129 fresh water line

130 first conveyor belt

132 second conveyor belt

200 second production module

210 first submodule

212 first processing unit

214 tool change system

214 first linear axis

220 second sub-module

222 second processing unit

224 second linear axis

230 third submodule

232 rotating table

234 linear stage

300 third production module

302 charging unit

304 second metering unit

400 peripheral module

402 external rotating table

Claims

1. A production system (1) for an additive manufactured component, preferably a concrete component, in particular for performing a jetting method, preferably a jetting concrete method, for an additive manufactured component, preferably a concrete component, the production system comprising:

-a first production module with a mixing unit (106) for producing a composite material, preferably concrete, in particular by mixing a first material component, preferably a first concrete component, and a second material component, preferably a second concrete component; and

-a second production module (200) with a first processing unit (212) for additive manufacturing of a component by means of composite material, preferably a concrete component by means of concrete, in particular for manufacturing a shotcrete component, preferably a shotcrete component,

-wherein the first production module (100) and the second production module (200) are coupled by means of a transport unit (112).

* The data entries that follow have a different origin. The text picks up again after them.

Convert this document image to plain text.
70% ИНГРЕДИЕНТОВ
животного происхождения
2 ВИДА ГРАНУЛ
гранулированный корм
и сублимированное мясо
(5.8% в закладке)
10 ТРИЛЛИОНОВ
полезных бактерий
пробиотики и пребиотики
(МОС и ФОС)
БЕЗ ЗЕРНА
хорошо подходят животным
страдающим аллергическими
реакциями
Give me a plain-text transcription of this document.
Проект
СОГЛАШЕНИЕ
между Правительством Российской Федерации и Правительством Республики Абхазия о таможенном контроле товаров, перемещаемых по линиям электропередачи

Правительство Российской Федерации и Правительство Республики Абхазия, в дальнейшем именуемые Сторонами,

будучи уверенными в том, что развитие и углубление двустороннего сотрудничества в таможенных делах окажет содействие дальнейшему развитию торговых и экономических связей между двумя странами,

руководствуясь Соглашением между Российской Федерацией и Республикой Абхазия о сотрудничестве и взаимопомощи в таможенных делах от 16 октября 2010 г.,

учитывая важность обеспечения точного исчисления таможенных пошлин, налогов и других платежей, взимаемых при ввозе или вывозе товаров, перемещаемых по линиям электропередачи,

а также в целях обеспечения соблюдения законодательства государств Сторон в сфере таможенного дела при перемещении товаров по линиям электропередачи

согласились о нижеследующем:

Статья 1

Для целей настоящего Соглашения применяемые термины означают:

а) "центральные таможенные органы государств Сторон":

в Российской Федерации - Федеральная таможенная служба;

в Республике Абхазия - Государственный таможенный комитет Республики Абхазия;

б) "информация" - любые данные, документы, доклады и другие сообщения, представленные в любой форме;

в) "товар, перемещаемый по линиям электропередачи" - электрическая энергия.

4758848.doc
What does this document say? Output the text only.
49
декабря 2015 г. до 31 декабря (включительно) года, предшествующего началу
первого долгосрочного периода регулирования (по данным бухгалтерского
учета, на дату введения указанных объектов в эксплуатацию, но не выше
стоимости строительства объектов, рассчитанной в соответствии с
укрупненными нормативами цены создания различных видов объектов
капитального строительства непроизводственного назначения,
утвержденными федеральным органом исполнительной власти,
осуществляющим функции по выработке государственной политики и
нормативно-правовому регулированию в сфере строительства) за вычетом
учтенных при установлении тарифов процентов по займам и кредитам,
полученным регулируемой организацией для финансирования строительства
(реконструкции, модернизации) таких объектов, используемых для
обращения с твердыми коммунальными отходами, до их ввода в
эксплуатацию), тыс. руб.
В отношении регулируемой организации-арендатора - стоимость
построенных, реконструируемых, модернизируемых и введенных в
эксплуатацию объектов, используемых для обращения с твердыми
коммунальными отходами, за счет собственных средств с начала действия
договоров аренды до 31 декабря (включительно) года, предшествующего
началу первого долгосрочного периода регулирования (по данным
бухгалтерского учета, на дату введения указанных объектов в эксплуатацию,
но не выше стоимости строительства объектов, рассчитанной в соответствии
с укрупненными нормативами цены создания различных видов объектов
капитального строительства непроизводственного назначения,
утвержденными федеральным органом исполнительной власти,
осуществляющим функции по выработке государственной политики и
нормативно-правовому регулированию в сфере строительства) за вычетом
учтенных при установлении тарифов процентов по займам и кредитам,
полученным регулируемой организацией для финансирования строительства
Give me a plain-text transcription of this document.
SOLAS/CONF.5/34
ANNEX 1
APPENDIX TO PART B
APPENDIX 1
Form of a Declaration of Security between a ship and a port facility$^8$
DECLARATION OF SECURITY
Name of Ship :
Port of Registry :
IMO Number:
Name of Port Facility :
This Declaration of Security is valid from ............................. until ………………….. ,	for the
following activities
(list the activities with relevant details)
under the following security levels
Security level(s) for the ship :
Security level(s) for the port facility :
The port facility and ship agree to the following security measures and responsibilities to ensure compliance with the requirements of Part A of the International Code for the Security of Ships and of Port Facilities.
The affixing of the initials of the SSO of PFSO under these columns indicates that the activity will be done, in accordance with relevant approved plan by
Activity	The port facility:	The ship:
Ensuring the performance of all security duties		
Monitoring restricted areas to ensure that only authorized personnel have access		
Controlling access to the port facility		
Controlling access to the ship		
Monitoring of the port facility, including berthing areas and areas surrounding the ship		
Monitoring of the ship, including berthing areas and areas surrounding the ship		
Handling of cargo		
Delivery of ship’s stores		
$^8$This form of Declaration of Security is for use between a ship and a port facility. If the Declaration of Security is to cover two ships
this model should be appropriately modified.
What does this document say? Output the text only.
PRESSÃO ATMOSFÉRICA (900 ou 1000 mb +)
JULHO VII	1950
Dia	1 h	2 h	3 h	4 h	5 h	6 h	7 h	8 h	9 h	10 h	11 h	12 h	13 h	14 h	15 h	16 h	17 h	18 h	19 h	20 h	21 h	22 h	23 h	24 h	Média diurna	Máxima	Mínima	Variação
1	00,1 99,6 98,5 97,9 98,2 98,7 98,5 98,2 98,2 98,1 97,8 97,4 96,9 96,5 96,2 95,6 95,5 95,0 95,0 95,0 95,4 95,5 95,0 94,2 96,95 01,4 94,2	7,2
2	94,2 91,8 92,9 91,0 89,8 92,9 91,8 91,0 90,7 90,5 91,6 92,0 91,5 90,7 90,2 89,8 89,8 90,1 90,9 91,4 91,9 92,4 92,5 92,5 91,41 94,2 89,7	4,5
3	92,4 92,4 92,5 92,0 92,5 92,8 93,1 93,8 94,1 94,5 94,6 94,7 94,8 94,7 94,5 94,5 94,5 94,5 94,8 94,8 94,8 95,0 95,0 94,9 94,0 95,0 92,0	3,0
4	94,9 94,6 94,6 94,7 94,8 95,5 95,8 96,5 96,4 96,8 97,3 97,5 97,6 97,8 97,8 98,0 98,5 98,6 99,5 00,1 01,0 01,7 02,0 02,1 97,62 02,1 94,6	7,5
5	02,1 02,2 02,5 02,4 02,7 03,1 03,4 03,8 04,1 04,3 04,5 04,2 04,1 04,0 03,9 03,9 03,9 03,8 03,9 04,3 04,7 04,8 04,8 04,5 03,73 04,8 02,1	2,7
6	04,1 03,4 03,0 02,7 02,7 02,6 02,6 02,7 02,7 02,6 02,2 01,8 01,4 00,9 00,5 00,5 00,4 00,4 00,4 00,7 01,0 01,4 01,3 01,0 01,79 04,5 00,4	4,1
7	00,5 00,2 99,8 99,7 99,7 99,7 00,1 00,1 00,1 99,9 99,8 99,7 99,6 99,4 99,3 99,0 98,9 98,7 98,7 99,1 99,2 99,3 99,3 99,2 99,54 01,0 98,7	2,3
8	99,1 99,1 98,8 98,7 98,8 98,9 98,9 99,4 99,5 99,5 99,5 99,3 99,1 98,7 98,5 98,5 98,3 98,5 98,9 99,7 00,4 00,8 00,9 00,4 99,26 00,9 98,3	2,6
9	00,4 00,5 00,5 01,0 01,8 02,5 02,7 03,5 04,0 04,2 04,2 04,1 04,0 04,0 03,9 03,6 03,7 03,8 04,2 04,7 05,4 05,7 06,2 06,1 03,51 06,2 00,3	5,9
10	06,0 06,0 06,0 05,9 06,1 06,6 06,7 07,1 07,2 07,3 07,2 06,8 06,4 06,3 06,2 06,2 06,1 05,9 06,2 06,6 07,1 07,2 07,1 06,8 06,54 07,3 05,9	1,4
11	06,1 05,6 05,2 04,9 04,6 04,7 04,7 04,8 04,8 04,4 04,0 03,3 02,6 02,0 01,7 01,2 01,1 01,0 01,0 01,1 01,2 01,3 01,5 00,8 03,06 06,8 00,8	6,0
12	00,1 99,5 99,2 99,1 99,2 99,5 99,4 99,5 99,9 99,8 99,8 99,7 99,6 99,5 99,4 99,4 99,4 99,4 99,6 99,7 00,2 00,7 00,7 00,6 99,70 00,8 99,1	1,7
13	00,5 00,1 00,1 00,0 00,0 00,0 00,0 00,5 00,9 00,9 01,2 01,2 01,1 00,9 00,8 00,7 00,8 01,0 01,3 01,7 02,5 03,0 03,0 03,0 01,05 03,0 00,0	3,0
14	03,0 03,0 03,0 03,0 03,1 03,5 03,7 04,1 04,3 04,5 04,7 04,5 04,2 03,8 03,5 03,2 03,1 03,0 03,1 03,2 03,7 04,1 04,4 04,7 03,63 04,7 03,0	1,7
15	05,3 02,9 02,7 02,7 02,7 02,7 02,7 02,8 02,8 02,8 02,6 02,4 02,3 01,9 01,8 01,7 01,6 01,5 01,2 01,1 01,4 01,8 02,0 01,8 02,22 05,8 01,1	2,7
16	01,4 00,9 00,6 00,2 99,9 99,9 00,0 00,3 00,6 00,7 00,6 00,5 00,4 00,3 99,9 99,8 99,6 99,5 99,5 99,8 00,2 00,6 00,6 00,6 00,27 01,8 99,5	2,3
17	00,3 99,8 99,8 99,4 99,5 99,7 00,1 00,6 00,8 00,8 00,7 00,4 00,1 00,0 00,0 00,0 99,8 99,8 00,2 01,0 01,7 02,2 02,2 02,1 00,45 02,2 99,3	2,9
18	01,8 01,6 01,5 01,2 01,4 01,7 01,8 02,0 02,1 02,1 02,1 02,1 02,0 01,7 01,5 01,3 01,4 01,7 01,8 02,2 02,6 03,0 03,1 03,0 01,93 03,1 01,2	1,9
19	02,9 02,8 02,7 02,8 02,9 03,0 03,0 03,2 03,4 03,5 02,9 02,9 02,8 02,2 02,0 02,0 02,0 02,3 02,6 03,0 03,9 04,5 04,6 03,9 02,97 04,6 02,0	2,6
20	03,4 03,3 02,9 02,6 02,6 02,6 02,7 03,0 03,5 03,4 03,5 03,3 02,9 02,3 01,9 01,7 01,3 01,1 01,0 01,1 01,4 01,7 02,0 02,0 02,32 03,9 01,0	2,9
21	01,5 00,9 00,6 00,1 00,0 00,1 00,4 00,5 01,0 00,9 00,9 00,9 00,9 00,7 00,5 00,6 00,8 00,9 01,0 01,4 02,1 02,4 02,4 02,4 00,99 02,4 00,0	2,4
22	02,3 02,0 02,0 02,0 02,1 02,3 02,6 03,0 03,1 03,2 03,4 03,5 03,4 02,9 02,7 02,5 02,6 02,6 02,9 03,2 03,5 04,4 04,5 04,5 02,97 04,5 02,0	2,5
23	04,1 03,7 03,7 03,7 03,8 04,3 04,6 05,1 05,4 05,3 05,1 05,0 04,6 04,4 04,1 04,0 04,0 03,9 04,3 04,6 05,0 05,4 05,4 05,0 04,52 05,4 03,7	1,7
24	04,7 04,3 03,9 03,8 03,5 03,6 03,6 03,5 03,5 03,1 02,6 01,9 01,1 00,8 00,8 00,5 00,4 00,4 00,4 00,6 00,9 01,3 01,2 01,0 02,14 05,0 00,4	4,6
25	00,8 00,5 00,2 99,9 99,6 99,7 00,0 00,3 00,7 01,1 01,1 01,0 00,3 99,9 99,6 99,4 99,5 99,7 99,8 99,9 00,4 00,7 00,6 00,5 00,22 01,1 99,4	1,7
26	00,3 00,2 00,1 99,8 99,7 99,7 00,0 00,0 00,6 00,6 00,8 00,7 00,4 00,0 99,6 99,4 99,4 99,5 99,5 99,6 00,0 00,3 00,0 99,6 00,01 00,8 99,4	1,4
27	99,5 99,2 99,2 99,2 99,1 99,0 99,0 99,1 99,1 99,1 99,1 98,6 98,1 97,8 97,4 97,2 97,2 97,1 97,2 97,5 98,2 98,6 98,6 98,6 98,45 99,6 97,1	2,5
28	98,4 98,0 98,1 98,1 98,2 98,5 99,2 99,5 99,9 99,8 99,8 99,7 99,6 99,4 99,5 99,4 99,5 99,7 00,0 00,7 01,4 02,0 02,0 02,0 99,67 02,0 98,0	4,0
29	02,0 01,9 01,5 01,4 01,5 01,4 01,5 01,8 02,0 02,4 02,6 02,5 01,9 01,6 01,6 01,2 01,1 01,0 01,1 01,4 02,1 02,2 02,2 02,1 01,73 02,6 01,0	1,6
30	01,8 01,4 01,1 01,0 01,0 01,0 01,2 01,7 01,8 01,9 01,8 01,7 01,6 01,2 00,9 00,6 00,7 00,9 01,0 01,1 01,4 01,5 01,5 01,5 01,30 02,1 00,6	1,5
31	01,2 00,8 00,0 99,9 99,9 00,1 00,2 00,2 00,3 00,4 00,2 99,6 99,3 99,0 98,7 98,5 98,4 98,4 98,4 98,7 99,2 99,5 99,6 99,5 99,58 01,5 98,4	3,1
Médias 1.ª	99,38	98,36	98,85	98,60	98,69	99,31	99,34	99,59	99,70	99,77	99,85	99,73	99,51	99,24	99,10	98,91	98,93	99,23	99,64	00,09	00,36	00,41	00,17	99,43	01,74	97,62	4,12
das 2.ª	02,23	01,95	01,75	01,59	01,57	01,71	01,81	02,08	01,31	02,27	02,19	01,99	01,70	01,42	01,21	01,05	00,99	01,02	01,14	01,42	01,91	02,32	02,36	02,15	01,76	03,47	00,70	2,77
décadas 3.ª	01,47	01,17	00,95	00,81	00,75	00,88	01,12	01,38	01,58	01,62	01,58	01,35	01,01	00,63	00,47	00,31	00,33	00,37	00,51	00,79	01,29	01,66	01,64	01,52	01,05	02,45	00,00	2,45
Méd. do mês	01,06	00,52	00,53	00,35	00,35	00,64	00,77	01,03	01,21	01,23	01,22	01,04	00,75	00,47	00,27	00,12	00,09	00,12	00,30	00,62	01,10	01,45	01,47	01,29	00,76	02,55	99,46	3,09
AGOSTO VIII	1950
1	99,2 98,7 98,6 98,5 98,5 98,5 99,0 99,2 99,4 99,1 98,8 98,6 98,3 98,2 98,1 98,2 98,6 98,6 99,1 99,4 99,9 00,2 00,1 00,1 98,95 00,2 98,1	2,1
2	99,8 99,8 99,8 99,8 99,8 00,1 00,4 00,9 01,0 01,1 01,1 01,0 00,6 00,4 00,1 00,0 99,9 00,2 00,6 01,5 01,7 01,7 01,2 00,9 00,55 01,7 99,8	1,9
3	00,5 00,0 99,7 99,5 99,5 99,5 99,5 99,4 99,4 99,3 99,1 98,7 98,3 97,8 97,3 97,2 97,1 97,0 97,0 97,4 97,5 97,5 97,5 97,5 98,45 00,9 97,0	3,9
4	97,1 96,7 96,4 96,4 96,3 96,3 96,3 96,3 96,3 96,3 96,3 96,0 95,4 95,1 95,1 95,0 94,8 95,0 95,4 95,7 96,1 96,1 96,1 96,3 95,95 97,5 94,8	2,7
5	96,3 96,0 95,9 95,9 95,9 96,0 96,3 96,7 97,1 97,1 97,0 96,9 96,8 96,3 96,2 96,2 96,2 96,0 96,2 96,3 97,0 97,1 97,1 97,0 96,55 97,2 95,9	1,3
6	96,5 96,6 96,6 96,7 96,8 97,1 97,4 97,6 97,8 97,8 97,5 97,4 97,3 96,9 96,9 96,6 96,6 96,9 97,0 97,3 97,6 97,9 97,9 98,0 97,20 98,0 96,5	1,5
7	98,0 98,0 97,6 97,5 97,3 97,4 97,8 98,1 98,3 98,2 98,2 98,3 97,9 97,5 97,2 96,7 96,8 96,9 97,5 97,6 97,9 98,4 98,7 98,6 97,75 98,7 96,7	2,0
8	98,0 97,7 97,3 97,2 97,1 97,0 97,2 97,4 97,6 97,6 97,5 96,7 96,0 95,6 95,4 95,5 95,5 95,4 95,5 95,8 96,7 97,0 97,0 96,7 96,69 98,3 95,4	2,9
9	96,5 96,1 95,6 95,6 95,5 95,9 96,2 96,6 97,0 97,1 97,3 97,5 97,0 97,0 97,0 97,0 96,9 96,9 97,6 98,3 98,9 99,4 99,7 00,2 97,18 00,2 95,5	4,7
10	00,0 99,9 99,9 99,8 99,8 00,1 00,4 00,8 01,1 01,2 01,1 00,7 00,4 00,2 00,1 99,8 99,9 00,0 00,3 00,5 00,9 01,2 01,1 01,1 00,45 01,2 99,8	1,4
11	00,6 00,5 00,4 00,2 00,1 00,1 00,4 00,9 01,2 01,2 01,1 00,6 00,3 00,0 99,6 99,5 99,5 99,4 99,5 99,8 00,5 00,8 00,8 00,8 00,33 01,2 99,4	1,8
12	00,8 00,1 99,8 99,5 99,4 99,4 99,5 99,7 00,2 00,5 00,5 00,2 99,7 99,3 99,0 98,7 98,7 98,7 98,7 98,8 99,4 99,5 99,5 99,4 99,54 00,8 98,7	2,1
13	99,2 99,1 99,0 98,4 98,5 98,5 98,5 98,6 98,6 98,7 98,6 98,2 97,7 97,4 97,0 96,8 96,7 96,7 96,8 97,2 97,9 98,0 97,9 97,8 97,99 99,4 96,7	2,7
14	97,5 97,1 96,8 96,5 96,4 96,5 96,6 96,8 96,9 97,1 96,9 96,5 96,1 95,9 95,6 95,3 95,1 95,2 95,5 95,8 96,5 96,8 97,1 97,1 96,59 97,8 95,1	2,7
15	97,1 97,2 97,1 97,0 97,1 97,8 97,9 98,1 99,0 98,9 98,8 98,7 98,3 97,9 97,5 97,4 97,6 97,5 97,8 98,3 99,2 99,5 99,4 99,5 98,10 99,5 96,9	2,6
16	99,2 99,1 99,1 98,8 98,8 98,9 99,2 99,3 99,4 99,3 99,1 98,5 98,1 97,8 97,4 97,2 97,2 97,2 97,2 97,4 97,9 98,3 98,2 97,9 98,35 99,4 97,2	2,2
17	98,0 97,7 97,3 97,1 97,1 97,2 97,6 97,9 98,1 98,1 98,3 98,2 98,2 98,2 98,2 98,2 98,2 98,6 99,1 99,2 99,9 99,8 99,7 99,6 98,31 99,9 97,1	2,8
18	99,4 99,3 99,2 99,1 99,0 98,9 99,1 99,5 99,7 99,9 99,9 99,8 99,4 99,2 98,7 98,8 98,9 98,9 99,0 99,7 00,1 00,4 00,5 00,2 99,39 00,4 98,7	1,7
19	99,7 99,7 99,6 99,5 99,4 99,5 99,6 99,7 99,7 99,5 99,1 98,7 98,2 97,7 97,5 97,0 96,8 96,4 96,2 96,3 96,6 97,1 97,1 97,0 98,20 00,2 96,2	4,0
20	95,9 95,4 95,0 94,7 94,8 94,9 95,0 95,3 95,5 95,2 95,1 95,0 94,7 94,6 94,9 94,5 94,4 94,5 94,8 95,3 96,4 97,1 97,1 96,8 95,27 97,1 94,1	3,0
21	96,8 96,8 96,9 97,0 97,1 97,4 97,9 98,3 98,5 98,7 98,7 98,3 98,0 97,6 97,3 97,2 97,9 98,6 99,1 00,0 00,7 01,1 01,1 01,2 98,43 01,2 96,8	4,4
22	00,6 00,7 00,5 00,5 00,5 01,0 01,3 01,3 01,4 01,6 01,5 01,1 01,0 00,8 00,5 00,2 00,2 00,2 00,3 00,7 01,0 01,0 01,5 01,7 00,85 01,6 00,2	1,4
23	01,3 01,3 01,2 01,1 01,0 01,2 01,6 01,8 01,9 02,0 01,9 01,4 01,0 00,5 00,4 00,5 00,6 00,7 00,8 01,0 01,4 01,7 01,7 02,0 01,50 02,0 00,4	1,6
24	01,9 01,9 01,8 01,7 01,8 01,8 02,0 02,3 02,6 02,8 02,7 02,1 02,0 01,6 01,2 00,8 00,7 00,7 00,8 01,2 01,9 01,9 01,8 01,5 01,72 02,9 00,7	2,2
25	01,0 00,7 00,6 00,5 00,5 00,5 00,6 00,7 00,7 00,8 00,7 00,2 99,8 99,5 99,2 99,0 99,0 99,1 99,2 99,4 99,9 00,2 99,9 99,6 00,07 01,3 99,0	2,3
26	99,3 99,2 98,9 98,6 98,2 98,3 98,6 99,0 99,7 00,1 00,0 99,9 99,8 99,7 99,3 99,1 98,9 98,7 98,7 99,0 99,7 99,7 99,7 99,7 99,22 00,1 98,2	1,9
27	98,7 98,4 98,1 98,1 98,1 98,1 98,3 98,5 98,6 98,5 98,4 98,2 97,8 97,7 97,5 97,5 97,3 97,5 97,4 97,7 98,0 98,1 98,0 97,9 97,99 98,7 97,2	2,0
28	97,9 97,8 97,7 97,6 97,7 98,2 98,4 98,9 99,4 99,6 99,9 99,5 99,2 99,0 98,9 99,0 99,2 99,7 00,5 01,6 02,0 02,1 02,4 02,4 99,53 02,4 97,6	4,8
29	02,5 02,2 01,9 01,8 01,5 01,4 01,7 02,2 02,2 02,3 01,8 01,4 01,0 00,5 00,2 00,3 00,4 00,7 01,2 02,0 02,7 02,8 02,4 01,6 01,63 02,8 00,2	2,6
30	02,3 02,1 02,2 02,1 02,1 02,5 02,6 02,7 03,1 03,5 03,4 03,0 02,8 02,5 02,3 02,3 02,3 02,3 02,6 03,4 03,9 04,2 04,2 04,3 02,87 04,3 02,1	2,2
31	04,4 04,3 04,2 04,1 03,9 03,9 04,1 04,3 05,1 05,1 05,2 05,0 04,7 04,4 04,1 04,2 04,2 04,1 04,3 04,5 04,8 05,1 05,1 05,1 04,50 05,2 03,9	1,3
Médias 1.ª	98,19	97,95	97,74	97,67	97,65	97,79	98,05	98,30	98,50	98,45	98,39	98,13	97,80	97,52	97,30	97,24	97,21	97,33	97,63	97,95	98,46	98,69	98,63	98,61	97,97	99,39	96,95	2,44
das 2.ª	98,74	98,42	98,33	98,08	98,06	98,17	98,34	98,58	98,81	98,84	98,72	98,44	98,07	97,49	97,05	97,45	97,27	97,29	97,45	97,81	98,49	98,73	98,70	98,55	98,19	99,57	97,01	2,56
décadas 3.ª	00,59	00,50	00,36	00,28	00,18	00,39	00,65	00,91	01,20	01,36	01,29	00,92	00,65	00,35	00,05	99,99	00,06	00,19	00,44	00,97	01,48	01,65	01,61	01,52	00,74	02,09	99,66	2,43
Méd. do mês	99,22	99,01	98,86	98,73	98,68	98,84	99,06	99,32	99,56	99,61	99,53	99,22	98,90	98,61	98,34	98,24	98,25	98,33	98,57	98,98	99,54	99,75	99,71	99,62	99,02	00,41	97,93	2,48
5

2. Production system (1) according to claim 1, wherein

-the first production module (100) and the second production module (200) are constructed separately from each other, and

-in particular, the first production module (100) and the second production module (200) are configured to be transportable and/or erectable separately from each other.

3. Production system (1) according to one of the preceding claims,

wherein the first production module (100) has a supply unit (102, 104) for providing the first material component, preferably the first concrete component, and/or the second material component, preferably the second concrete component, wherein preferably the supply unit (102, 104) has a first supply module (102) for providing the first material component and a second supply module (104) for providing the second material component.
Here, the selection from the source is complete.